Besonders groß sind die Vorbehalte beim linken Parteiflügel. Hier überwiegt die Sorge, dass sich die Linkspartei während einer Großen Koalition zugunsten der SPD profilieren könnte. Wenn, dann müsse ein "echter Politikwechsel" stattfinden, sagt die Sprecherin der Parteilinken, Hilde Mattheis. Das sei nicht als Juniorpartner möglich. Bei den SPD-Linken liebäugelt man lieber mit der vermeintlich zweiten Variante: Rot-Rot-Grün. "Ich bin nicht dafür, die Türen zuzuschlagen", so Mattheis. Auf viel Zustimmung stößt ein mögliches Linksbündnis in der Partei jedoch insgesamt nicht. Ein solches Experiment ist angesichts der knappen Mehrheit wohl genauso undenkbar wie die Möglichkeit, es auf Neuwahlen ankommen zu lassen.

Tatsächlich dürfte die Parteispitze bereits in dieser Woche die Weichen für eine Große Koalition stellen. An diesem Dienstag wählt die neue Fraktion ihren Vorsitzenden. Wahrscheinlich entscheiden sich die 192 Abgeordneten erneut für Frank-Walter Steinmeier. Sogar Gabriel, der nicht gerade als großer Steinmeier-Freund gilt, will dessen Wiederwahl unterstützen. Am Freitag könnte der Parteikonvent dann bestimmen, wohin die Reise geht. Bedingungen für Koalitionsverhandlungen will man bis dahin nicht nennen. "Wir haben keine Eile", heißt es bei den Genossen. 2005 einigten sich SPD und Union erst knapp zwei Monate nach der Wahl auf einen Koalitionsvertrag. Auch diesmal bliebe genug Zeit, um neue Sprachformeln zu finden, die den Schwenk auf das ungeliebte Bündnis rechtfertigen.
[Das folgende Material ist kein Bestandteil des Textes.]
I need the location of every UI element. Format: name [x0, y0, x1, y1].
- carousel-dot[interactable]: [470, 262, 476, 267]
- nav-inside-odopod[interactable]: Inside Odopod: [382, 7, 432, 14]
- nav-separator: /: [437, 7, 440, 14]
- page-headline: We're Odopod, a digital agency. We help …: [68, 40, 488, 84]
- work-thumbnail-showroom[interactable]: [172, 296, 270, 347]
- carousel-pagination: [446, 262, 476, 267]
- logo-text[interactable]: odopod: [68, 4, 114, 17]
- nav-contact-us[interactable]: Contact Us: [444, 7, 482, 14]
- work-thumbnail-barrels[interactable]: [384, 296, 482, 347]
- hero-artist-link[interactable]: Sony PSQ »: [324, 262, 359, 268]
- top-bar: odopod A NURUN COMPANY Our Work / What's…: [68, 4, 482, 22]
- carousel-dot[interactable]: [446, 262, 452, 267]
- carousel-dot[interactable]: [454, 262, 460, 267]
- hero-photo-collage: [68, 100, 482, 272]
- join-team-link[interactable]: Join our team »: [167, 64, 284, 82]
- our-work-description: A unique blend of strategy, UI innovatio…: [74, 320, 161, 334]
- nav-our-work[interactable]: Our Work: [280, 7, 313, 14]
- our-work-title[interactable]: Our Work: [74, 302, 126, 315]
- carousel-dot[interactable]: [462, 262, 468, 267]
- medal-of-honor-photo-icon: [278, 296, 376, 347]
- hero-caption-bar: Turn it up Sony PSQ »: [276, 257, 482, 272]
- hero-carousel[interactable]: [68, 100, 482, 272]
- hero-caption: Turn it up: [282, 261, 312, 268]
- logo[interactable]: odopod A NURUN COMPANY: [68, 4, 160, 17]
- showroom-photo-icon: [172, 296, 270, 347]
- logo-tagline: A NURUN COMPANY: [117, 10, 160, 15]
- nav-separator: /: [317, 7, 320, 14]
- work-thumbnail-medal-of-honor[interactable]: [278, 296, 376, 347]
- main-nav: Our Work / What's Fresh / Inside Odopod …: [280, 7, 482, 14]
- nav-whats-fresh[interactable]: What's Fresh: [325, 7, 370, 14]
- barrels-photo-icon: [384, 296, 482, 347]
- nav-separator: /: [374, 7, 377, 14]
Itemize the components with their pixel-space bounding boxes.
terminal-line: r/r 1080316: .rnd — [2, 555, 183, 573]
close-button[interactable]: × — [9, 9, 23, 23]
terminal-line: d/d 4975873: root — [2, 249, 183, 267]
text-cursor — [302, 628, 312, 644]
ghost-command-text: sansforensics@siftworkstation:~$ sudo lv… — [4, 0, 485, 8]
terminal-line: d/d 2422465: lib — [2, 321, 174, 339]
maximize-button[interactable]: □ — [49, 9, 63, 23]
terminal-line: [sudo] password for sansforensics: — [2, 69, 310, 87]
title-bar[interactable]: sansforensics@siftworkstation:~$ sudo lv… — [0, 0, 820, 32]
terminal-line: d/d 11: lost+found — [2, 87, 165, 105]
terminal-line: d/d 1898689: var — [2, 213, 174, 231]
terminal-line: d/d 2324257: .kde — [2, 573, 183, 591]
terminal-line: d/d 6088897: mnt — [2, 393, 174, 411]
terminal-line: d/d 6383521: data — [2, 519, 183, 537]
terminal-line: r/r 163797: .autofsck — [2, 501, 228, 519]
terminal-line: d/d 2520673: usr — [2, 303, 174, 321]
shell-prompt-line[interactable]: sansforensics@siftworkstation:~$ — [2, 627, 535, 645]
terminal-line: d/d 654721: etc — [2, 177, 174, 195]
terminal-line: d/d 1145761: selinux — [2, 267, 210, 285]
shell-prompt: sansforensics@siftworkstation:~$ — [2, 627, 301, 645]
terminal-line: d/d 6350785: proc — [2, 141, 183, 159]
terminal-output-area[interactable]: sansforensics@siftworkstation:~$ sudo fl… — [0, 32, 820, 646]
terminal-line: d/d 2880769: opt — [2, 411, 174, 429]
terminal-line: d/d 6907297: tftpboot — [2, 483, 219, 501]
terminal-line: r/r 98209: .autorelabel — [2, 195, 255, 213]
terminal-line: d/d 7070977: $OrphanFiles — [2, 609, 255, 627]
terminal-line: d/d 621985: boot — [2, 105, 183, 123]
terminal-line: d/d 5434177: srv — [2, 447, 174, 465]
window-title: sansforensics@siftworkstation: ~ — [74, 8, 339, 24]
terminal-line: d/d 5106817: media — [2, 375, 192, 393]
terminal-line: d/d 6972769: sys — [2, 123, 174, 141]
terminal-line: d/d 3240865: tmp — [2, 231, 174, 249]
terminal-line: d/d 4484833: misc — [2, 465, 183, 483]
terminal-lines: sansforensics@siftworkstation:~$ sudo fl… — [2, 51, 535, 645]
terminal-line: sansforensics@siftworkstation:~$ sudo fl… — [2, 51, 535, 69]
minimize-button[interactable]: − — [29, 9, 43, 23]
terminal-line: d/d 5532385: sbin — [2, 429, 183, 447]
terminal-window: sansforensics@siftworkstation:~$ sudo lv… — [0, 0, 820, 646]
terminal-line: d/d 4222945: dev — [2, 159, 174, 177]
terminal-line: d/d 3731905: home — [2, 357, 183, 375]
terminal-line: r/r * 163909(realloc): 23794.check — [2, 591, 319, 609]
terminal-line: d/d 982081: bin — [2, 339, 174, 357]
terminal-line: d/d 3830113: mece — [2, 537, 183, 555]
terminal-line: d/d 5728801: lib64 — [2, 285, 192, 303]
"Gabriel hat kein Problem"

"Der Weg zurück zu großer Stärke ist länger als gedacht", sagte Gabriel noch am Wahlabend. Aber so ausgeprägt die Abneigung auch ist: Sowohl der Parteichef als auch Steinmeier sind erfahrene Großkoalitionäre, beide waren im ersten Kabinett Merkels Minister. Eine Erkenntnis dürfte den umstrittenen Schritt zu Schwarz-Rot rechtfertigen. Auch die vier Jahre in der Opposition verhalfen der SPD zuletzt nicht zum erhofften Aufschwung. Regieren oder opponieren: Keine der beiden Varianten erwies sich in der Rückschau als besser.

Wo auch immer der Weg der SPD hinführt: In der Führungsriege deuten sich noch keine größeren Wechsel an. Mit Schuldzuweisungen hält man sich auffällig zurück. Rufe nach NRW-Ministerpräsidentin Hannelore Kraft, die immer wieder ins Spiel gebracht wurde, gibt es bisher nicht. Das Wahlergebnis ist zwar nicht gut, aber eben doch nicht schlecht genug für eine Palastrevolution. Auch weil sich zuletzt niemand profilieren konnte, der sich für einen Spitzenposten aufdrängt. "Worin soll der Sinn liegen, jetzt über einzelne Leute herzufallen?", sagt Ralf Stegner, der schleswig-holsteinische Landeschef und Parteilinke. Gabriel muss wohl nicht um seinen Posten bangen. "Gabriel hat kein Problem", sagt ein Genosse n-tv.de.

In der Zerreißprobe, die der SPD bevorsteht, ist das nicht die schlechteste Voraussetzung. Für Gabriel, auf den es in den kommenden Tagen stärker denn je ankommt, geht es auch persönlich um viel. In einer Großen Koalition könnte er Vizekanzler werden. Seine Partei muss sich entscheiden. Nun geht es darum, den Ball zurück zur Union zu schießen. Oder eben nicht.